LTE (long term evolution), also popularly called 3.9G, has a 100 Mbps data download capability, and is considered as a mainstream technology for evolution from 3G to 4G. LTE study includes some parts that are universally considered to be very important, for example, waiting time shortening, a higher user data rate, system capacity and coverage improvement, and operating expense reduction.
An LTE project of a 3GPP (3rd generation partnership project) is the largest new technology research and development project started by the 3GPP in recent two years. This technology with OFDM/FDMA (orthogonal frequency division multiplexing/frequency division multiple access) as a core may be considered as a “quasi-4G” technology. Major performance objectives of the 3GPP LTE project include: to provide a peak rate of downlink 100 Mbps and uplink 50 Mbps under a 20 MHz spectrum bandwidth; to improve the performance of a cell edge user; to increase a cell capacity; to reduce a system delay, so that the unidirectional transmission delay inside a user plane is less than 5 ms, and the duration of migration of a control plane from a sleep state to an activated state is less than 50 ms, and the duration of migration from a resident state to the activated state is less than 100 ms; to support the cell coverage with a radius of 100 km; to provide an access service greater than 100 kbps for a user moving at a high speed of 350 km/h; to support paired or unpaired spectrums, and flexibly configure multiple bandwidths from 1.25 MHz to 20 MHz.
WLAN (wireless local area networks) is a system that performs data transmission using a radio frequency (RF) technology.
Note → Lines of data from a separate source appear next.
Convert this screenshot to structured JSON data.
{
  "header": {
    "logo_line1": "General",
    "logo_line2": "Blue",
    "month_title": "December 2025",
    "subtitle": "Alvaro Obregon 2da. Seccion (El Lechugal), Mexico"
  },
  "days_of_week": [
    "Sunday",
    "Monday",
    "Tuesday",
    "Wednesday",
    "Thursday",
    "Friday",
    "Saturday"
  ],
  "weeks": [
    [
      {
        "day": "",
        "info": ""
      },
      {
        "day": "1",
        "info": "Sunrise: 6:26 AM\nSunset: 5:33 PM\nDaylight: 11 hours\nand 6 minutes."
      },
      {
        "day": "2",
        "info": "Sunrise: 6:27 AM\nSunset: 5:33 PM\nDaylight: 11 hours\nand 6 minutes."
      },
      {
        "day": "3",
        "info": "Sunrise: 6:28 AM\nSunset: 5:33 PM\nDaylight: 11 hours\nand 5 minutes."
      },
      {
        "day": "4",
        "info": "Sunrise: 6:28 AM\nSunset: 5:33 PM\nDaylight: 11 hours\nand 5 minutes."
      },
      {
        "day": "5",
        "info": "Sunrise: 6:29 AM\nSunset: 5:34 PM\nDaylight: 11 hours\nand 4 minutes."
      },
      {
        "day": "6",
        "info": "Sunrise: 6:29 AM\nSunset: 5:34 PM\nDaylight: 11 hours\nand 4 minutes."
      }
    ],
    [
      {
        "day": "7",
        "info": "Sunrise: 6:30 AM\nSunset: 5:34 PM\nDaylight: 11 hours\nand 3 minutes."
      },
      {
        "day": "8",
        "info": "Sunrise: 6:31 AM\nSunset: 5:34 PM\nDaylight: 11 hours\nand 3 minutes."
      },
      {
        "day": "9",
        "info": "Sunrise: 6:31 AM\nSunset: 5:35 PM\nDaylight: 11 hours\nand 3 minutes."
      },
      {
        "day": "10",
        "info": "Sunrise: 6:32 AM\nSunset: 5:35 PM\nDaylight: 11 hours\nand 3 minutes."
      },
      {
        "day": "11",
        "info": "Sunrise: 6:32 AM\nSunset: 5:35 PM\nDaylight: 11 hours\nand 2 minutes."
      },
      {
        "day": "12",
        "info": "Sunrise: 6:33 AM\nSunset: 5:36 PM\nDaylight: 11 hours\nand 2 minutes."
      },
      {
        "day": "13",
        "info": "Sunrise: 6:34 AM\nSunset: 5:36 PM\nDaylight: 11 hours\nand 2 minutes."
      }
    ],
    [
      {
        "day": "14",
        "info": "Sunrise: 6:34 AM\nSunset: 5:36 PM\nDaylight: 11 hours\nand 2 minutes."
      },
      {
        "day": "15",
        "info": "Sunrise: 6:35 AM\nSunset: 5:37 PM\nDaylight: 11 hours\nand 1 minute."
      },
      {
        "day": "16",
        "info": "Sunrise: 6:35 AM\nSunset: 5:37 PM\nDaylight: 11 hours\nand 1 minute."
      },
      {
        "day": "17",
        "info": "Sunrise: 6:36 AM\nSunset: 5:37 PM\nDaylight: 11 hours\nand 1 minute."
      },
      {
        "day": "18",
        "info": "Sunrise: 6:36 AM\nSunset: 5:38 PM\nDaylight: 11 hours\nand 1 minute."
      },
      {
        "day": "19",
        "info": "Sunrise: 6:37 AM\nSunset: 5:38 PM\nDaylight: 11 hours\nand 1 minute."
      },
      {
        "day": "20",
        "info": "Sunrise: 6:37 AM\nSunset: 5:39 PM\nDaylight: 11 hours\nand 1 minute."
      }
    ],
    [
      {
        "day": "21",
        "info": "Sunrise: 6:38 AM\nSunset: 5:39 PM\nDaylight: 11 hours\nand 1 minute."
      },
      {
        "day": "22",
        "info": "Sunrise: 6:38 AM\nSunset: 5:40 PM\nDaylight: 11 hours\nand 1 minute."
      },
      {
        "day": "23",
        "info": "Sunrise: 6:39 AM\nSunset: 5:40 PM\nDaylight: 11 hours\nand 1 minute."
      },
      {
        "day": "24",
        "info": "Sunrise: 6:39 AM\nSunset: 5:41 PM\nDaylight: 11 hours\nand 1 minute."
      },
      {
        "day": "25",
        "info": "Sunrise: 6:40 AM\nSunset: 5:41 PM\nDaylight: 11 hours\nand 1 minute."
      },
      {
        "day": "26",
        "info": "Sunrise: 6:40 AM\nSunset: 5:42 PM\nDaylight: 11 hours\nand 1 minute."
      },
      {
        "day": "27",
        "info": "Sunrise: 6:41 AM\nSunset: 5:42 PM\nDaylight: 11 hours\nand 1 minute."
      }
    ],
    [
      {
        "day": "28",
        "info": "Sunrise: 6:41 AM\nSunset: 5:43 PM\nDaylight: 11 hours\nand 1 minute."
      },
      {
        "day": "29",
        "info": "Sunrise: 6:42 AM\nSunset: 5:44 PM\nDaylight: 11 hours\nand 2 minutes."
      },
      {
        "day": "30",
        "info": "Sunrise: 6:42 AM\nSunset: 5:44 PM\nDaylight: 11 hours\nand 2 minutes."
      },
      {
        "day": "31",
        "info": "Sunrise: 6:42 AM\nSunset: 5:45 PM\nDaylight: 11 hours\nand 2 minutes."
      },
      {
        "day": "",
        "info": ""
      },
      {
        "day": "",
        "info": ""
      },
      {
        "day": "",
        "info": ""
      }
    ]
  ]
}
This technology is a supplement of a wired local area network, and achieves the objective of network extension, enabling the wireless local area network to make use of a simple access architecture to allow a user to achieve an unobstructed network with no network cable or distance limit through it. As a standard of the WLAN, WiFi (wireless fidelity) is a wireless network formed by an AP (Access Point) and a wireless network interface card. The AP, generally called a network bridge or an access point, serves as a bridge between a traditional wired local area network and a wireless local area network. Therefore, any user terminal equipped with a wireless network interface card may share resources of a wired local area network and even a wide area network through an AP. Its working principle is equal to a HUB or a route imbedded with a radio transmitter, while the wireless network interface card is a client device responsible for receiving signals transmitted by the AP.
Currently, for an EPS (evolved packet system), an air interface adopts an LTE technology, which is implemented by deploying an eNodeB (evolved Node B or evolved base station). However, when a UE (user equipment) uses a service in the EPS system, the user equipment may implement transmission only through the LTE air interface of the eNodeB deployed on a network.
With the increase of bandwidth demands, a network operator needs to increase the transmission bandwidth over the air interface by deploying more LTE base stations and narrowing the coverage, which causes increase of investment costs and maintenance costs. Therefore, to satisfy increasing mobile bandwidth demands and make up for the regret of insufficient transmission bandwidth over the LTE air interface, offload the data that needs to be transmitted over the LTE air interface to other available access technologies needs to be taken into consideration.